What are your “5 Things I Wish Someone Told Me Before I Started” and why? (Please share a story or example for each.)
- Embrace being a woman. There is no need to view being a woman as a negative or something that will hold you back. Embrace it. Being a woman comes with its own set of skillsets and strengths that you should leverage and be proud of.
- There is no need to overcompensate. Over the years, I have worked with many women who were on opposite sides of the management spectrum. Women who acted like mothers at work, and women who acted like they had no feelings. There is no need to over-compensate or alter your personality. Be yourself and it’s okay to have emotions. Just be aware of how you act on those emotions.
- As a working mother, everyone will have an opinion about what you are doing and won’t be afraid to tell you. Ignore it. Follow YOUR path. Do what is right for you and your family. Only you know best.
- Actively seek out help. It doesn’t have to always be family and friends. Get help in the way of a chef, a caregiver, or someone to help with errands. Remember how much each hour of your time is worth and find time to help yourself focus.
- Keep your support system close. Your family and friends are important, but your most valuable network can be your colleagues. Find people that share your opinions, people you can trust and include them often. Pursue opinions that are different from yours and listen to good advice. Talking things out doesn’t make you weak, it often leads to better decision-making.
You are a person of great influence. If you could inspire a movement that would bring the most amount of good for the greatest number of people, what would that be? You never know what your idea can trigger.
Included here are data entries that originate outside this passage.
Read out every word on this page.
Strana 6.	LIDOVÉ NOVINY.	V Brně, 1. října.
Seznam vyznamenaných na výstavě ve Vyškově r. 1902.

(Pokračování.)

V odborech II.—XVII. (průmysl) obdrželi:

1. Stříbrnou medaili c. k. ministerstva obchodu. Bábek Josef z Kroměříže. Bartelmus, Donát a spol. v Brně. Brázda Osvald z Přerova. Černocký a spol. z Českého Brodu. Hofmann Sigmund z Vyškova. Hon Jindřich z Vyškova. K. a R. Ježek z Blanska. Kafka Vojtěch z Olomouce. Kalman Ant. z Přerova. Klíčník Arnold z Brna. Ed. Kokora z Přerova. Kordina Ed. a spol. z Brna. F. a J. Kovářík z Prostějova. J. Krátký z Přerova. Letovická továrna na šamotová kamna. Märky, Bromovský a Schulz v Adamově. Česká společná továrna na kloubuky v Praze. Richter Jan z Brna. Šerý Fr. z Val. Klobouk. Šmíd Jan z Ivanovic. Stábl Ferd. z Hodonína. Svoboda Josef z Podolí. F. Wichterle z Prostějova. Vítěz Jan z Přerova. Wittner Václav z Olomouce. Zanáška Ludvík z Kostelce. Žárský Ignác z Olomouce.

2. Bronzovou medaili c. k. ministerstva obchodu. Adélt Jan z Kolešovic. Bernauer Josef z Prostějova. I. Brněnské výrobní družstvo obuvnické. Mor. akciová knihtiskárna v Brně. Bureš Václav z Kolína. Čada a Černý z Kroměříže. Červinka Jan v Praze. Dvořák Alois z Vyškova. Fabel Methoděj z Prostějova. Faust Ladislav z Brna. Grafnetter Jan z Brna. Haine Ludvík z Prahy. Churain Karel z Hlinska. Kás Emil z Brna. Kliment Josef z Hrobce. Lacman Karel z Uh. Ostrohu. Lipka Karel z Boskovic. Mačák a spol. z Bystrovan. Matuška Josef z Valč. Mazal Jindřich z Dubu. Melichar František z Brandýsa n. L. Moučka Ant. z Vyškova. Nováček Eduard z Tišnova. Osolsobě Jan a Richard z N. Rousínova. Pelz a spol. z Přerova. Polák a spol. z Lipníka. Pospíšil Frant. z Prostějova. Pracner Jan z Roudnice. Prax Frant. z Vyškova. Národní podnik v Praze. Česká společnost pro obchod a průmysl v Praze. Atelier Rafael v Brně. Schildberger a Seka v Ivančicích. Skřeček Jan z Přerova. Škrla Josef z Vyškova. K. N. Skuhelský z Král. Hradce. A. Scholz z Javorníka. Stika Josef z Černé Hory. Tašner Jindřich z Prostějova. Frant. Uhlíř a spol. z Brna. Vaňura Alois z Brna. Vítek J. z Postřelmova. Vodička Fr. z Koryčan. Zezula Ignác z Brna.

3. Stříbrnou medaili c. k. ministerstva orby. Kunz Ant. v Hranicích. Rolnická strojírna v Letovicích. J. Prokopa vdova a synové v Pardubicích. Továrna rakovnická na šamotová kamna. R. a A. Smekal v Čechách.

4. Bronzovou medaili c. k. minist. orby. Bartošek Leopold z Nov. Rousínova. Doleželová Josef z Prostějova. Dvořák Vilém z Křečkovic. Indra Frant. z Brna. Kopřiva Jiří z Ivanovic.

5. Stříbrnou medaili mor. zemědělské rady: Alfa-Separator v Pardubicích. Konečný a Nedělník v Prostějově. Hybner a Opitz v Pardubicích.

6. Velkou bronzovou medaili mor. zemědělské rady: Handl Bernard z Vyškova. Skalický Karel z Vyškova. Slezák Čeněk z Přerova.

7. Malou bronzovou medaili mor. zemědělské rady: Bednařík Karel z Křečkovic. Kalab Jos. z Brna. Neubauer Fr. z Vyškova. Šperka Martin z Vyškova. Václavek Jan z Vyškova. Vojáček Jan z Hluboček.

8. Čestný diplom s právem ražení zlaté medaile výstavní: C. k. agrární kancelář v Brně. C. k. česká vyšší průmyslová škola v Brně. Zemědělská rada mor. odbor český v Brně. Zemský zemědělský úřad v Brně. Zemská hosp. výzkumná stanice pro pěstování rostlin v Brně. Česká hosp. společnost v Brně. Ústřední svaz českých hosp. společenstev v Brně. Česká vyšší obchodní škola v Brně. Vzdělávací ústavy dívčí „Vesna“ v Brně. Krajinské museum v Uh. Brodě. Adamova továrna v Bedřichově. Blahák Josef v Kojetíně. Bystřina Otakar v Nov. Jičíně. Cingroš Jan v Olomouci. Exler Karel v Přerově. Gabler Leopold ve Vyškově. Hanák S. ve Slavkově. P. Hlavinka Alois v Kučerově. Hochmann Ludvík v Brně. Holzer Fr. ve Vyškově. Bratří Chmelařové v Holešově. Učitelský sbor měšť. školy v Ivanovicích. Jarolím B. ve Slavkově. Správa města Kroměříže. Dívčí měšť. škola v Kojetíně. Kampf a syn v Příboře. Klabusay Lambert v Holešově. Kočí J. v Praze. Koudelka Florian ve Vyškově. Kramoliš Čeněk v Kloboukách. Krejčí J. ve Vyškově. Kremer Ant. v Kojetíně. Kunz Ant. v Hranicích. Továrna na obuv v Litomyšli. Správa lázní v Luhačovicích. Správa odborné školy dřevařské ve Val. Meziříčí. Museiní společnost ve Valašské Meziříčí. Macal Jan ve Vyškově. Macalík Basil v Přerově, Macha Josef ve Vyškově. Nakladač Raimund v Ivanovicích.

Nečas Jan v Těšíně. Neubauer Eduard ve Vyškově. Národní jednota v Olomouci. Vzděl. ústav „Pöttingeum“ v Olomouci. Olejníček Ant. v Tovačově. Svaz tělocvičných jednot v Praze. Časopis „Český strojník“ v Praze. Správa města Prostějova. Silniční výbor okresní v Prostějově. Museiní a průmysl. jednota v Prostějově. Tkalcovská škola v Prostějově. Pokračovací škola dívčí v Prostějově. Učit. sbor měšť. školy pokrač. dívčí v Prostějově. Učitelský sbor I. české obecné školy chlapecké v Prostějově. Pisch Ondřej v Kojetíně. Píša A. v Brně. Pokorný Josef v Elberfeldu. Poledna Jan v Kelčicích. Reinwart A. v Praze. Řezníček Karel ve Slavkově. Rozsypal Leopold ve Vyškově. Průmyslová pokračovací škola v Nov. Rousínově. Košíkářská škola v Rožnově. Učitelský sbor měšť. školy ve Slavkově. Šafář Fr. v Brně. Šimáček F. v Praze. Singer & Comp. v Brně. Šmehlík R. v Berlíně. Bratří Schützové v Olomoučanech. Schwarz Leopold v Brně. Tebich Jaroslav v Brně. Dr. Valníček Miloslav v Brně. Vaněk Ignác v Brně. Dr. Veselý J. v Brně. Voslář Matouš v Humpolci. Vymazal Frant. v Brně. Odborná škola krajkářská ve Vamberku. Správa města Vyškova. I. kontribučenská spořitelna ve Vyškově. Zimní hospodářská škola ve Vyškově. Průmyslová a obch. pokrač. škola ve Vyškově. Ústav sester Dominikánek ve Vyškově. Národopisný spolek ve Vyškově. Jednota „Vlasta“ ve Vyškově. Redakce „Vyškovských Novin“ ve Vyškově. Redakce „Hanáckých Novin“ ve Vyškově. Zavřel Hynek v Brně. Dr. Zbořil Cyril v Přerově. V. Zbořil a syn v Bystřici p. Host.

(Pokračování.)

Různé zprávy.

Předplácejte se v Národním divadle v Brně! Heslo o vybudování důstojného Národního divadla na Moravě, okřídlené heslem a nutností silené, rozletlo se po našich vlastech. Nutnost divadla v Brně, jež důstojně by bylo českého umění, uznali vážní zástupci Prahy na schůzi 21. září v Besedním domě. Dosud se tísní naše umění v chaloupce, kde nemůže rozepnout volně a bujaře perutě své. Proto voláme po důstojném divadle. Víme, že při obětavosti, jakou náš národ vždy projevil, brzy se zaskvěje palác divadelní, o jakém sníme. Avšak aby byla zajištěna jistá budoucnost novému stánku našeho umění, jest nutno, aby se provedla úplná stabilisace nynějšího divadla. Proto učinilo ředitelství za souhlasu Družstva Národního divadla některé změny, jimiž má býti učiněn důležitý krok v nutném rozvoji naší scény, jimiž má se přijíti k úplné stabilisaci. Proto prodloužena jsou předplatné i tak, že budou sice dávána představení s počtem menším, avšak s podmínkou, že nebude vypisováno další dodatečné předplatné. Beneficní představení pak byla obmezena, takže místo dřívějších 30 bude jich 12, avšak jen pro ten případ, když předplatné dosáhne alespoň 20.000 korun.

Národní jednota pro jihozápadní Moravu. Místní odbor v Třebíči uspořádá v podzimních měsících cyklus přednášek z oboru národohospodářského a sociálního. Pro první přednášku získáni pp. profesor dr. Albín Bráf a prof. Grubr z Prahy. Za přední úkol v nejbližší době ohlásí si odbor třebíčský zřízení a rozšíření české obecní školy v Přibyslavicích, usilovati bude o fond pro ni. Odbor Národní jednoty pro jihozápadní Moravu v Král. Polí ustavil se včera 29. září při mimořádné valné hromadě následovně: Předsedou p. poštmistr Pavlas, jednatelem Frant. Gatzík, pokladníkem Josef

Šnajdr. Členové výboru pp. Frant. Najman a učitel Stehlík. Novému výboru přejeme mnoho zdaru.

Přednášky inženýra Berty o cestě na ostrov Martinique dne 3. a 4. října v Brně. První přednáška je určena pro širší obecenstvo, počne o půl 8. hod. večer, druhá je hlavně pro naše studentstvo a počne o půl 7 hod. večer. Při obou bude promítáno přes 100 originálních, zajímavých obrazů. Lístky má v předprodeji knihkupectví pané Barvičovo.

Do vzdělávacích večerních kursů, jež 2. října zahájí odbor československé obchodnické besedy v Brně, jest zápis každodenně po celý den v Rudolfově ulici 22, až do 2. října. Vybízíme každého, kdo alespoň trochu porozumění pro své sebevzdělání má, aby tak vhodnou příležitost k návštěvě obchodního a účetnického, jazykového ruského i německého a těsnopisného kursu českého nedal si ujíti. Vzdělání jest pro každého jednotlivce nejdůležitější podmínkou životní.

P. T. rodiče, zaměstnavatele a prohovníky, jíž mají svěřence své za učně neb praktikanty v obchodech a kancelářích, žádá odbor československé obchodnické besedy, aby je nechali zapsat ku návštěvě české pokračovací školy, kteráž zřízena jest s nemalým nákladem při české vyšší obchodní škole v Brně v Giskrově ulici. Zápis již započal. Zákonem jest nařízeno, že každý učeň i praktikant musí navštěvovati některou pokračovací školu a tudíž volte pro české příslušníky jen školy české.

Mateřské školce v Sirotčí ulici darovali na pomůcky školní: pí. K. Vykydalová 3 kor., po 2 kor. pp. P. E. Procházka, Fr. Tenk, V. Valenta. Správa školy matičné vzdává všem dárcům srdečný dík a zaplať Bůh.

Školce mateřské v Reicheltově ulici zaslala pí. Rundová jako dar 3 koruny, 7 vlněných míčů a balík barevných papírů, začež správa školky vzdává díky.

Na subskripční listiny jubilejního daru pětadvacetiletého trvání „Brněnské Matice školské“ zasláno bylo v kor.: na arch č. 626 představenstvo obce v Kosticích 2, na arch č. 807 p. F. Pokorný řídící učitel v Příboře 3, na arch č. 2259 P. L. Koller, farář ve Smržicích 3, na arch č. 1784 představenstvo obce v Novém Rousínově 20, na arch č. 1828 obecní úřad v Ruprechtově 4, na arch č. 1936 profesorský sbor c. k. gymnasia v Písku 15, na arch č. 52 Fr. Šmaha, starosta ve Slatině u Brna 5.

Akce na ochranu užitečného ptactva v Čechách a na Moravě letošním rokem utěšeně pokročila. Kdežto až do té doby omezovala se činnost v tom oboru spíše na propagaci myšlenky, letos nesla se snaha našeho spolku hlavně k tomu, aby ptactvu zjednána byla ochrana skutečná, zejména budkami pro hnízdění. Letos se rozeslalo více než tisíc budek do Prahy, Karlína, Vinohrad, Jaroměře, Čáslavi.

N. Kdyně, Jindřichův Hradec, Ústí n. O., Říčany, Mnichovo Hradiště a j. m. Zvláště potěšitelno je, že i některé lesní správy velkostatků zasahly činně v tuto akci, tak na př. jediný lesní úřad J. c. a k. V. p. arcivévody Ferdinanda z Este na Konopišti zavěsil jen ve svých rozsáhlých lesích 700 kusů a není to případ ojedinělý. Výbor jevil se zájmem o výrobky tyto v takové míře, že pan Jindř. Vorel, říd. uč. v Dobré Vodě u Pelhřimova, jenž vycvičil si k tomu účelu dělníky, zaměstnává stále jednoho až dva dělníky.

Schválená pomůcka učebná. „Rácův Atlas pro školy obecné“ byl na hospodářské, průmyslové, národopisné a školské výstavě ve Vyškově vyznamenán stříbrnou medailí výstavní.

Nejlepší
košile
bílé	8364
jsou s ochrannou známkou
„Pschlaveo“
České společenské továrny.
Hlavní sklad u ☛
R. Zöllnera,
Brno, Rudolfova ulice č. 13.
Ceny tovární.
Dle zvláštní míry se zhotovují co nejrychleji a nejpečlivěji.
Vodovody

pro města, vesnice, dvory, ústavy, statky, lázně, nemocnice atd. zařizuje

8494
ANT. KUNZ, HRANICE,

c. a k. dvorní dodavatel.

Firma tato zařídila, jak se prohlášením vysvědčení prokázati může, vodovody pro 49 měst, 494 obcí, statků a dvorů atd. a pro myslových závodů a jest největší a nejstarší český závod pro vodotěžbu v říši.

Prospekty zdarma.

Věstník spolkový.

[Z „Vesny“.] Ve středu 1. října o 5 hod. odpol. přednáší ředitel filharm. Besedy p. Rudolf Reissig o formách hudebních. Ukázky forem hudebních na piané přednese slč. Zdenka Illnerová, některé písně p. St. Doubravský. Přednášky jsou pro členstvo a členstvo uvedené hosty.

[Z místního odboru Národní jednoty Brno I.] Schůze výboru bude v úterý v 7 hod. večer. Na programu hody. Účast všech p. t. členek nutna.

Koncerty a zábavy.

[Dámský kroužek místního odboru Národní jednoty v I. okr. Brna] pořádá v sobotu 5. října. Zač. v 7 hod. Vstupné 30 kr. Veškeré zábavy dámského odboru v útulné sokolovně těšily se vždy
Live each day trying to be a better version of yourself. Be kinder and more respectful, have more patience, teach more and get angry or frustrated less, and always work hard and keep learning. Inspire those around you to want to be better versions of themselves. Working together to become better humans, helps create a little more sense in this chaotic world.
Can you please give us your favorite “Life Lesson Quote”? Can you share how that was relevant to you in your life?
“You gain strength, courage and confidence by every experience
in which you really stop to look fear in the face. You must
do the thing you think you cannot do.”
— Eleanor Roosevelt
Everyone has a story about stepping out of their comfort zone. Its scary and uncomfortable, the fear of failing is stressful, but on the other side, there is always something worthwhile. Stepping out of my comfort zone led me to my husband and family, to hike many beautiful mountains around the world, and gain knowledge and confidence about myself and others along the way.
Most recently, it has brought me to move my family to the United States from Canada and to a promotion into the CFO role. It is important as an individual, that we continue to challenge ourselves and break out of the comfort zone. Equally important, as a leader, is encouraging and pushing those around us to do the same.
We are very blessed that some very prominent names in Business, VC funding, Sports, and Entertainment read this column. Is there a person in the world, or in the US with whom you would love to have a private breakfast or lunch with, and why? He or she might just see this if we tag them.
Cathie Wood. She is making a great name for female investors.
Seema Hingorani. Lifting women up, doing great things with Girls who Invest.
Thank you for these fantastic insights. We greatly appreciate the time you spent on this.